Microsoft’s hardware requirements for Windows 11 have been undoubtedly confusing, with users questioning why they need both an 8th-gen Intel Core CPU and TPM functionality to upgrade to Windows 11. On Friday, Microsoft attempted to answer that question.
In a blog post, David Weston, director of enterprise and OS security for Microsoft, explained that TPMs (Trusted Platform Modules) are part and parcel of Microsoft’s response to a growing level of cybercrime, including phishing and ransomware. PCs with TPMs inside offer a greater level of protection from those attacks, Weston wrote.
Weston explained that Microsoft has helped push the PC platform forward from 2019’s secured-core PCs, which began combining hardware and firmware protections with virtualization. But Microsoft needs a more solid foundation for the future, and TPMs enable that, Weston wrote.

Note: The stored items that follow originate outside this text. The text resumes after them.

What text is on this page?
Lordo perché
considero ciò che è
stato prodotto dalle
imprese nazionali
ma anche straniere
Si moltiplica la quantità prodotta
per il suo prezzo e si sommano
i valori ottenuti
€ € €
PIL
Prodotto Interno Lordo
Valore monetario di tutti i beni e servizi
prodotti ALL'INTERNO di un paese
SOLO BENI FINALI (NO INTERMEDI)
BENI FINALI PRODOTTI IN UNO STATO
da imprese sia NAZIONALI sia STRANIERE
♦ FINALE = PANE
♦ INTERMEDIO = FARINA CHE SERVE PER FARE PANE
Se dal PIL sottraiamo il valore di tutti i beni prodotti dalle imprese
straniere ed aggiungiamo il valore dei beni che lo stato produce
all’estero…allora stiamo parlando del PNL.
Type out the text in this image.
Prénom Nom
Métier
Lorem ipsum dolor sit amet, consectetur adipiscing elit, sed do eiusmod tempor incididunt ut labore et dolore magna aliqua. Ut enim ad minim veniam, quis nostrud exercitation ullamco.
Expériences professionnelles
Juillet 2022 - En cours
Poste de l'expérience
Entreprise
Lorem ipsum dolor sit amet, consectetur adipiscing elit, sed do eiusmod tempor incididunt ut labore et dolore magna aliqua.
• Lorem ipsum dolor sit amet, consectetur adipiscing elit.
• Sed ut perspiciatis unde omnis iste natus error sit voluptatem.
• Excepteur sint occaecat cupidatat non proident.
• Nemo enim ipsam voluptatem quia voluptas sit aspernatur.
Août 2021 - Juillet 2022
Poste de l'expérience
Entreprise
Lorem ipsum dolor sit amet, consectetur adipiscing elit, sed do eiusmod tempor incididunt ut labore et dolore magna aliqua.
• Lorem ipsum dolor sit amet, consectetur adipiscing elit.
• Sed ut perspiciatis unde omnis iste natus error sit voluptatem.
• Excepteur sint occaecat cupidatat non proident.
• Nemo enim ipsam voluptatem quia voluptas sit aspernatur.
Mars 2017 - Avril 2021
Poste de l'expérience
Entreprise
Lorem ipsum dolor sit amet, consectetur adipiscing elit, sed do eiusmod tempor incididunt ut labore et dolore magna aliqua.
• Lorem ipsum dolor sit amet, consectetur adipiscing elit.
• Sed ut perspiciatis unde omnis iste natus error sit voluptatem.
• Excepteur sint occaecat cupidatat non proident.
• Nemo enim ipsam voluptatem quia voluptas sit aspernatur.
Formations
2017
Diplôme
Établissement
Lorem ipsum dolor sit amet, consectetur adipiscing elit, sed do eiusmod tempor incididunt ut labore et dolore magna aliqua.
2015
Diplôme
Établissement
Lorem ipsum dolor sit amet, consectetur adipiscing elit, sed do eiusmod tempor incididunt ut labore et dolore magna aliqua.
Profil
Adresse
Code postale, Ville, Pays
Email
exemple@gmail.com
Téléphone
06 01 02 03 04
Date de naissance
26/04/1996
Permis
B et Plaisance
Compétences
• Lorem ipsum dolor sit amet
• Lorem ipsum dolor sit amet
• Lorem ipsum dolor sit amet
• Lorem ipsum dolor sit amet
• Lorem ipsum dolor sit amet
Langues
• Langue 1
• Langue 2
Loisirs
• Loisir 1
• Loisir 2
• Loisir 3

All new Windows 11 PCs will ship with a TPM 2.0 inside, he said.
“PCs of the future need this modern hardware root-of-trust to help protect from both common and sophisticated attacks like ransomware and more sophisticated attacks from nation-states,” Weston wrote. “Requiring the TPM 2.0 elevates the standard for hardware security by requiring that built-in root-of-trust.”
In the future, Weston added, you’ll see PCs with the Pluton technology, which Microsoft co-developed with AMD, integrated into AMD, Intel, and Qualcomm CPUs for the PC. Pluton further integrates the TPM into the PC’s microprocessor, establishing a secured channel to Microsoft’s Azure cloud for secured Windows updates and firmware updates, too.
Making sense of the TPM and Windows 11
The Trusted Platform Module (TPM) is a chip that is either integrated into your PC’s motherboard or added separately into the CPU, Weston explained. Its purpose is to help protect encryption keys, user credentials, and other sensitive data behind a hardware barrier so that malware and attackers can’t access or tamper with that data. TPMs can be discrete chips on a PC’s motherboard, but more recently they’re been directly integrated into the CPU itself as a logic block.
Knowing the differences between a TPM 1.0 chip and a TPM 2.0 chip aren’t really necessary for the enthusiast PC owner, but Microsoft points out several differences: TPM 2.0 supports more sophisticated cryptographic algorithms, provides a more standardized experience, and, most importantly, can be integrated into a CPU.
In a Twitter post on Thursday, Weston pointed out that almost every CPU in the last five years includes a TPM, either called the Intel PTT, or the AMD PSP fTPM. Microsoft has required such a TPM to certify PCs since at least 2015. However, you may need to go into your BIOS and enable that functionality. Robert Hallock, director of technical marketing at AMD, also noted that most PCs already support a first-gen TPM.